Quatre centres affiliés à des universités (de Pennsylvanie, du New
Jersey, de Californie du Sud, de l'Illinois) vont être créés à cet
effet.
"Ce travail vise à extraire de l'information qui pourrait
aider les experts du ministère à analyser les sentiments et les
convictions exprimés dans des déclarations publiques", a expliqué à l'AFP Christophe Kelly, un porte-parole du ministère.
A
peine connu outre-Atlantique, ce projet de recherche a fait l'objet
d'une polémique. Plusieurs associations de défense de la liberté de la
presse se sont inquiétées de la possible utilisation de ces techniques
à des fins de surveillance par le gouvernement américain.
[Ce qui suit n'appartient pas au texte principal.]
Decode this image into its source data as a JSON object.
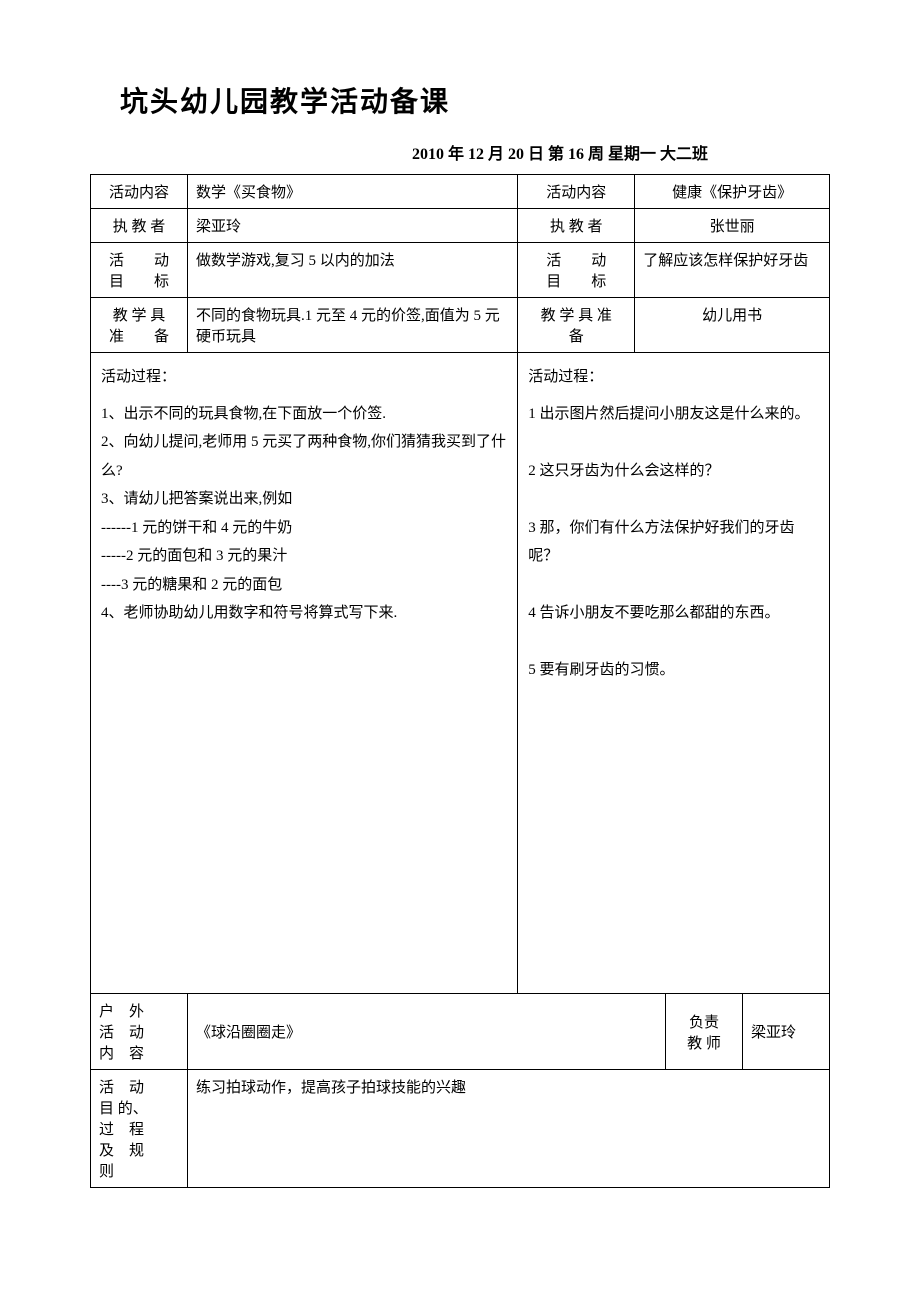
{
  "title": "坑头幼儿园教学活动备课",
  "subtitle": "2010 年 12 月 20 日 第 16 周 星期一 大二班",
  "labels": {
    "activity_content": "活动内容",
    "teacher": "执 教 者",
    "activity_goal_line1": "活　　动",
    "activity_goal_line2": "目　　标",
    "materials_left_line1": "教 学 具",
    "materials_left_line2": "准　　备",
    "materials_right_line1": "教 学 具 准",
    "materials_right_line2": "备",
    "process": "活动过程：",
    "outdoor_line1": "户　外",
    "outdoor_line2": "活　动",
    "outdoor_line3": "内　容",
    "responsible_line1": "负责",
    "responsible_line2": "教 师",
    "purpose_line1": "活　动",
    "purpose_line2": "目 的、",
    "purpose_line3": "过　程",
    "purpose_line4": "及　规",
    "purpose_line5": "则"
  },
  "left": {
    "activity_content": "数学《买食物》",
    "teacher": "梁亚玲",
    "goal": "做数学游戏,复习 5 以内的加法",
    "materials": "不同的食物玩具.1 元至 4 元的价签,面值为 5 元硬币玩具",
    "process_lines": [
      "1、出示不同的玩具食物,在下面放一个价签.",
      "2、向幼儿提问,老师用 5 元买了两种食物,你们猜猜我买到了什么?",
      "3、请幼儿把答案说出来,例如",
      "------1 元的饼干和 4 元的牛奶",
      "-----2 元的面包和 3 元的果汁",
      "----3 元的糖果和 2 元的面包",
      "4、老师协助幼儿用数字和符号将算式写下来."
    ]
  },
  "right": {
    "activity_content": "健康《保护牙齿》",
    "teacher": "张世丽",
    "goal": "了解应该怎样保护好牙齿",
    "materials": "幼儿用书",
    "process_lines": [
      "1 出示图片然后提问小朋友这是什么来的。",
      "",
      "2 这只牙齿为什么会这样的？",
      "",
      "3 那，你们有什么方法保护好我们的牙齿呢？",
      "",
      "4 告诉小朋友不要吃那么都甜的东西。",
      "",
      "5 要有刷牙齿的习惯。"
    ]
  },
  "outdoor": {
    "content": "《球沿圈圈走》",
    "responsible_teacher": "梁亚玲",
    "purpose": "练习拍球动作，提高孩子拍球技能的兴趣"
  }
}
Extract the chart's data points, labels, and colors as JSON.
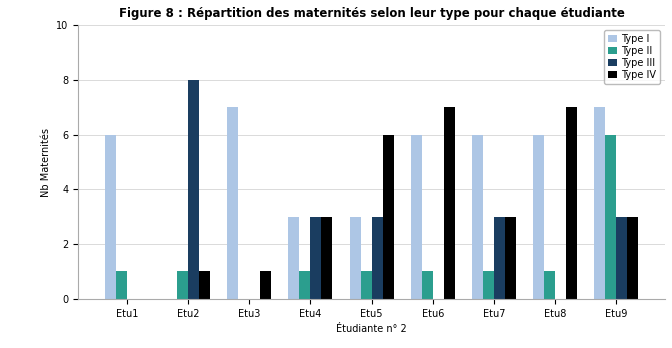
{
  "title": "Figure 8 : Répartition des maternités selon leur type pour chaque étudiante",
  "xlabel": "Étudiante n° 2",
  "ylabel": "Nb Maternités",
  "categories": [
    "Etu1",
    "Etu2",
    "Etu3",
    "Etu4",
    "Etu5",
    "Etu6",
    "Etu7",
    "Etu8",
    "Etu9"
  ],
  "legend_labels": [
    "Type I",
    "Type II",
    "Type III",
    "Type IV"
  ],
  "series": [
    {
      "label": "Type I",
      "color": "#adc6e5",
      "values": [
        6,
        0,
        7,
        3,
        3,
        6,
        6,
        6,
        7
      ]
    },
    {
      "label": "Type II",
      "color": "#2b9e8e",
      "values": [
        1,
        1,
        0,
        1,
        1,
        1,
        1,
        1,
        6
      ]
    },
    {
      "label": "Type III",
      "color": "#1a3d60",
      "values": [
        0,
        8,
        0,
        3,
        3,
        0,
        3,
        0,
        3
      ]
    },
    {
      "label": "Type IV",
      "color": "#000000",
      "values": [
        0,
        1,
        1,
        3,
        6,
        7,
        3,
        7,
        3
      ]
    }
  ],
  "ylim": [
    0,
    10
  ],
  "yticks": [
    0,
    2,
    4,
    6,
    8,
    10
  ],
  "ytick_labels": [
    "0",
    "2",
    "4",
    "6",
    "8",
    "10"
  ],
  "bar_width": 0.18,
  "grid": true,
  "background_color": "#ffffff",
  "title_fontsize": 8.5,
  "axis_fontsize": 7,
  "tick_fontsize": 7,
  "legend_fontsize": 7
}
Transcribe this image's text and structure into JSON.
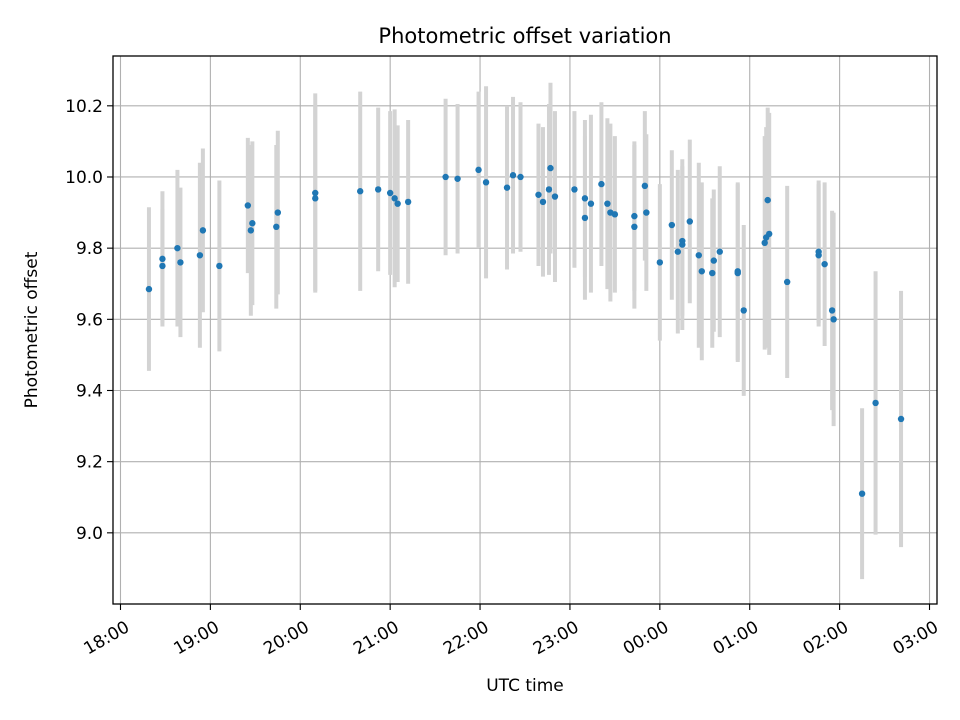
{
  "chart_data": {
    "type": "scatter",
    "title": "Photometric offset variation",
    "xlabel": "UTC time",
    "ylabel": "Photometric offset",
    "x_unit": "time (UTC), hours past 18:00",
    "xlim": [
      "17:55",
      "03:05"
    ],
    "ylim": [
      8.8,
      10.34
    ],
    "xticks": [
      "18:00",
      "19:00",
      "20:00",
      "21:00",
      "22:00",
      "23:00",
      "00:00",
      "01:00",
      "02:00",
      "03:00"
    ],
    "yticks": [
      "9.0",
      "9.2",
      "9.4",
      "9.6",
      "9.8",
      "10.0",
      "10.2"
    ],
    "grid": true,
    "colors": {
      "points": "#1f77b4",
      "errorbars": "#d3d3d3",
      "grid": "#b0b0b0"
    },
    "points": [
      {
        "x": "18:19",
        "y": 9.685,
        "err": 0.23
      },
      {
        "x": "18:28",
        "y": 9.75,
        "err": 0.16
      },
      {
        "x": "18:28",
        "y": 9.77,
        "err": 0.19
      },
      {
        "x": "18:38",
        "y": 9.8,
        "err": 0.22
      },
      {
        "x": "18:40",
        "y": 9.76,
        "err": 0.21
      },
      {
        "x": "18:53",
        "y": 9.78,
        "err": 0.26
      },
      {
        "x": "18:55",
        "y": 9.85,
        "err": 0.23
      },
      {
        "x": "19:06",
        "y": 9.75,
        "err": 0.24
      },
      {
        "x": "19:25",
        "y": 9.92,
        "err": 0.19
      },
      {
        "x": "19:27",
        "y": 9.85,
        "err": 0.24
      },
      {
        "x": "19:28",
        "y": 9.87,
        "err": 0.23
      },
      {
        "x": "19:44",
        "y": 9.86,
        "err": 0.23
      },
      {
        "x": "19:45",
        "y": 9.9,
        "err": 0.23
      },
      {
        "x": "20:10",
        "y": 9.94,
        "err": 0.26
      },
      {
        "x": "20:10",
        "y": 9.955,
        "err": 0.28
      },
      {
        "x": "20:40",
        "y": 9.96,
        "err": 0.28
      },
      {
        "x": "20:52",
        "y": 9.965,
        "err": 0.23
      },
      {
        "x": "21:00",
        "y": 9.955,
        "err": 0.23
      },
      {
        "x": "21:03",
        "y": 9.94,
        "err": 0.25
      },
      {
        "x": "21:05",
        "y": 9.925,
        "err": 0.22
      },
      {
        "x": "21:12",
        "y": 9.93,
        "err": 0.23
      },
      {
        "x": "21:37",
        "y": 10.0,
        "err": 0.22
      },
      {
        "x": "21:45",
        "y": 9.995,
        "err": 0.21
      },
      {
        "x": "21:59",
        "y": 10.02,
        "err": 0.22
      },
      {
        "x": "22:04",
        "y": 9.985,
        "err": 0.27
      },
      {
        "x": "22:18",
        "y": 9.97,
        "err": 0.23
      },
      {
        "x": "22:22",
        "y": 10.005,
        "err": 0.22
      },
      {
        "x": "22:27",
        "y": 10.0,
        "err": 0.21
      },
      {
        "x": "22:39",
        "y": 9.95,
        "err": 0.2
      },
      {
        "x": "22:42",
        "y": 9.93,
        "err": 0.21
      },
      {
        "x": "22:46",
        "y": 9.965,
        "err": 0.24
      },
      {
        "x": "22:47",
        "y": 10.025,
        "err": 0.24
      },
      {
        "x": "22:50",
        "y": 9.945,
        "err": 0.24
      },
      {
        "x": "23:03",
        "y": 9.965,
        "err": 0.22
      },
      {
        "x": "23:10",
        "y": 9.94,
        "err": 0.22
      },
      {
        "x": "23:10",
        "y": 9.885,
        "err": 0.23
      },
      {
        "x": "23:14",
        "y": 9.925,
        "err": 0.25
      },
      {
        "x": "23:21",
        "y": 9.98,
        "err": 0.23
      },
      {
        "x": "23:25",
        "y": 9.925,
        "err": 0.24
      },
      {
        "x": "23:27",
        "y": 9.9,
        "err": 0.25
      },
      {
        "x": "23:30",
        "y": 9.895,
        "err": 0.22
      },
      {
        "x": "23:43",
        "y": 9.89,
        "err": 0.21
      },
      {
        "x": "23:43",
        "y": 9.86,
        "err": 0.23
      },
      {
        "x": "23:50",
        "y": 9.975,
        "err": 0.21
      },
      {
        "x": "23:51",
        "y": 9.9,
        "err": 0.22
      },
      {
        "x": "00:00",
        "y": 9.76,
        "err": 0.22
      },
      {
        "x": "00:08",
        "y": 9.865,
        "err": 0.21
      },
      {
        "x": "00:12",
        "y": 9.79,
        "err": 0.23
      },
      {
        "x": "00:15",
        "y": 9.82,
        "err": 0.21
      },
      {
        "x": "00:15",
        "y": 9.81,
        "err": 0.24
      },
      {
        "x": "00:20",
        "y": 9.875,
        "err": 0.23
      },
      {
        "x": "00:26",
        "y": 9.78,
        "err": 0.26
      },
      {
        "x": "00:28",
        "y": 9.735,
        "err": 0.25
      },
      {
        "x": "00:36",
        "y": 9.765,
        "err": 0.2
      },
      {
        "x": "00:35",
        "y": 9.73,
        "err": 0.21
      },
      {
        "x": "00:40",
        "y": 9.79,
        "err": 0.24
      },
      {
        "x": "00:52",
        "y": 9.735,
        "err": 0.25
      },
      {
        "x": "00:52",
        "y": 9.73,
        "err": 0.25
      },
      {
        "x": "00:56",
        "y": 9.625,
        "err": 0.24
      },
      {
        "x": "01:10",
        "y": 9.815,
        "err": 0.3
      },
      {
        "x": "01:11",
        "y": 9.83,
        "err": 0.31
      },
      {
        "x": "01:12",
        "y": 9.935,
        "err": 0.26
      },
      {
        "x": "01:13",
        "y": 9.84,
        "err": 0.34
      },
      {
        "x": "01:25",
        "y": 9.705,
        "err": 0.27
      },
      {
        "x": "01:46",
        "y": 9.78,
        "err": 0.2
      },
      {
        "x": "01:46",
        "y": 9.79,
        "err": 0.2
      },
      {
        "x": "01:50",
        "y": 9.755,
        "err": 0.23
      },
      {
        "x": "01:55",
        "y": 9.625,
        "err": 0.28
      },
      {
        "x": "01:56",
        "y": 9.6,
        "err": 0.3
      },
      {
        "x": "02:15",
        "y": 9.11,
        "err": 0.24
      },
      {
        "x": "02:24",
        "y": 9.365,
        "err": 0.37
      },
      {
        "x": "02:41",
        "y": 9.32,
        "err": 0.36
      }
    ]
  }
}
Il serait en
effet possible, avec ce type d'outil, de classer les médias afin, par
exemple, d'identifier les plus critiques à l'égard du gouvernement.
Les
chercheurs se défendent d'un tel dessein et annoncent ne pas prévoir
d'utilisations spécifiques, du moins pour l'instant, même si "une grande variété d'applications" sont possibles, répond laconiquement Mme
Wiebe. A l'heure de l'apparition du Web 2.0, qui a entraîné une
profusion d'expression libre sur le Net, la matière première, en tout
cas, ne manque pas pour évaluer à grande échelle le fond de la pensée
de ceux qui écrivent. Dans une publication datant de 2006 et intitulée Sens des mots et subjectivité,
la chercheuse esquisse des pistes d'applications : évaluer la réaction
et l'affectivité des gens face à un nouveau produit, comprendre les
orientations d'opinions publiques étrangères sur un sujet de société...
Reste
encore à mettre au point le procédé. Le laboratoire a pour l'instant
étudié des documents provenant de 180 sources internationales
différentes. Chaque texte est annoté manuellement par un linguiste,
puis ces informations sont informatisées. "Nous voulons que le logiciel apprenne à comprendre", explique Mme Wiebe, qui ne s'attend pas à des résultats immédiats. Et pour cause. Le principal défi réside encore, selon elle, dans "la
complexité du langage humain. Une simple phrase peut avoir plusieurs
significations, en fonction du contexte. Nous voulons développer des
techniques pour déceler la signification exacte de chaque phrase".